Despite the currency-market focus and dollar weakness, the financial markets in have not given major cause for alarm. Bond yields have been stable and equity markets remain comfortably above the levels seen in 2003 when solvency issues were a serious concern. There has also been no obvious evidence of financial-market stresses with emerging-market yield spreads narrowing sharply over the past year.
G7 will push for market forces
Currencies are important, not least because the markets are reflecting the underlying global-economy stresses. The widening US current account deficit and Asian resistance to currency gains is resulting in a huge build-up in dollars held in Asia which is likely to be unsustainable in the medium term. The G7 focus will be on the Chinese yuan and the potential for a revaluation.

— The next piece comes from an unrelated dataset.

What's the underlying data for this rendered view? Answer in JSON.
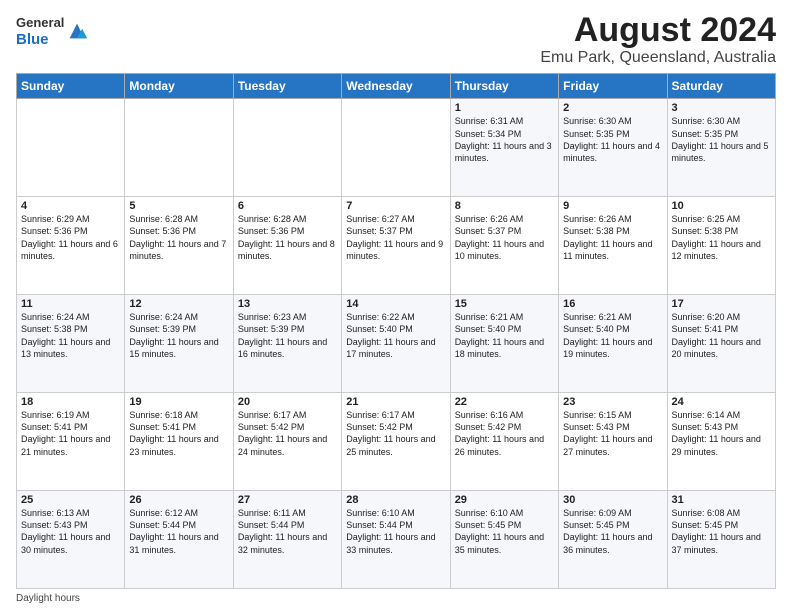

Chinese officials have stated that they need more time before considering a more liberalised exchange rate system, although they have also stated that there will be in-depth discussions over the issues. The US, in particular, will press for Asian rates to be set by the markets and Europe also wants Asia to take a greater share of currency appreciation. Without a yuan policy shift there will be more general resistance to appreciation throughout Asia.
No sense in yuan float
Any moves to free the yuan would also require greater liberalisation in the banking sector and capital account which would unleash powerful and unpredictable forces on the Chinese economy. Overall, it is much more important for the world economy that China manages a successful and gradual opening up of the capital account and strengthens the banking sector rather than lets the yuan suddenly float.

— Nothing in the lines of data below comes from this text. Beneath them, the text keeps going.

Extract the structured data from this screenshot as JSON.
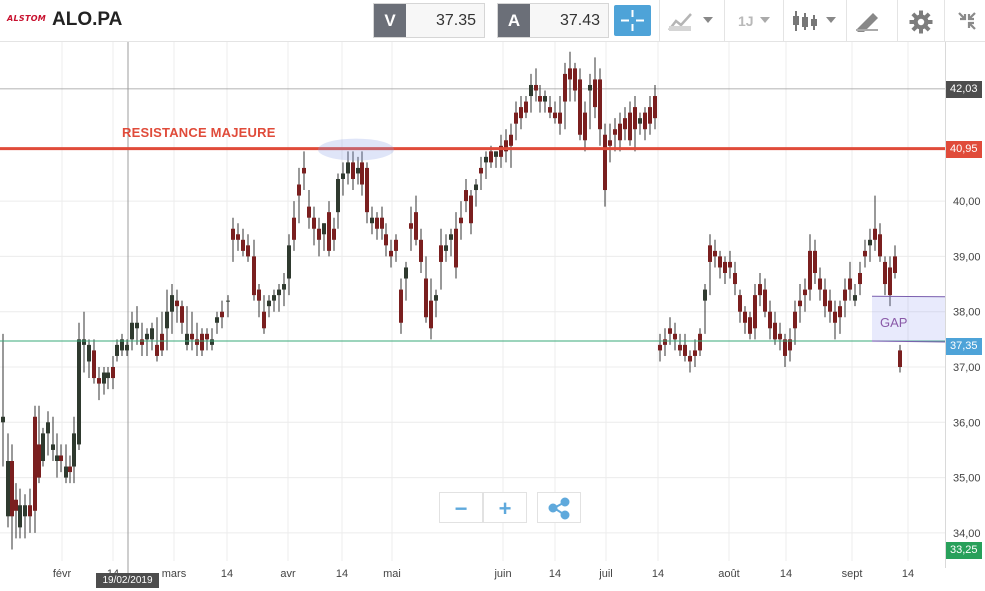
{
  "header": {
    "logo_text": "ALSTOM",
    "symbol": "ALO.PA",
    "sell": {
      "letter": "V",
      "price": "37.35"
    },
    "buy": {
      "letter": "A",
      "price": "37.43"
    },
    "interval": "1J"
  },
  "chart": {
    "y_ticks": [
      "36,00",
      "35,00",
      "34,00",
      "37,00",
      "38,00",
      "39,00",
      "40,00"
    ],
    "x_ticks": [
      "févr",
      "14",
      "mars",
      "14",
      "avr",
      "14",
      "mai",
      "juin",
      "14",
      "juil",
      "14",
      "août",
      "14",
      "sept",
      "14"
    ],
    "price_tags": {
      "high": "42,03",
      "resistance": "40,95",
      "current": "37,35",
      "low": "33,25"
    },
    "date_tag": "19/02/2019",
    "annotations": {
      "resistance_label": "RESISTANCE MAJEURE",
      "gap_label": "GAP"
    },
    "colors": {
      "up": "#2f3a2f",
      "down": "#7a1f1f",
      "resistance": "#e04b3a",
      "current_line": "#3aa97a",
      "high_tag": "#4d4d4d",
      "current_tag": "#4ea3d8",
      "low_tag": "#28a05a",
      "accent": "#4ea3d8"
    }
  },
  "controls": {
    "zoom_out": "−",
    "zoom_in": "+"
  }
}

There is certainly a case for a stronger yuan, although a one-off revaluation, even in the region of 20%, would not have a major impact on the US trade deficit. Given the vast US dollar reserve holdings there would also be a steep Chinese cost due to a devaluation of dollar reserve assets. Revaluation could also lead to further speculative capital inflows into China. There is a strong case for switching the yuan to a trade-weighted basket within a narrow trading band. The yuan would be able to adjust in the event of a further dollar decline and there would also be a mechanism for allowing a gradual real appreciation of the yuan over the next few years as the band could be widened.
Beware US/Europe tensions
From a global perspective, it is also important to promote gradual policy adjustment as rapid adjustment would lead to a high risk of global recession given the extent of imbalances. The US administration would be much better employed tacking the underlying causes of the US trade deficit, namely a shortfall in domestic savings. A gradual increase in the savings rate would ease the US deficits without the need for a sharp dollar decline.

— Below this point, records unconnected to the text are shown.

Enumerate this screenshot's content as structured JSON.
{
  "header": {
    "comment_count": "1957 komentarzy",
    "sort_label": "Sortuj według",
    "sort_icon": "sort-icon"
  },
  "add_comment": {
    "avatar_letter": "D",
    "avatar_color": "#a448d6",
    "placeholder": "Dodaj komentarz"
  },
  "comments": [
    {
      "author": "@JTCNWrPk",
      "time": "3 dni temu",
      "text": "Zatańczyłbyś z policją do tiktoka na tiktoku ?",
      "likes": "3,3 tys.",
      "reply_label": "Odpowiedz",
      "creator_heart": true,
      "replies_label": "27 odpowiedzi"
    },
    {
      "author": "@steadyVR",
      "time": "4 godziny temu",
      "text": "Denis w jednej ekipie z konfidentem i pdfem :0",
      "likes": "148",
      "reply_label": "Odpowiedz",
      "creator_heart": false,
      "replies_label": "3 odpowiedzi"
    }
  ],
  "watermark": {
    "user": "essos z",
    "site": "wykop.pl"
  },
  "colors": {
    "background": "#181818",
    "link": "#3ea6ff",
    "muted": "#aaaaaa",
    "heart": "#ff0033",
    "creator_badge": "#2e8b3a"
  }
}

Europe would also be better off looking at ways to boost European employment levels given that German unemployment is liable to hit 5mn this year. Strong domestic demand in Europe would ease the US burden of providing global growth leadership and help the US trade adjustment process.
The US and Europe will push the case for action outside their region, but will be less willing to take domestic responsibility and this could easily lead to increased tensions between the two sides. For the economic historians, it is interesting and worrying to note that these are precisely the same argument that prevailed in 1987 before the Wall Street crash.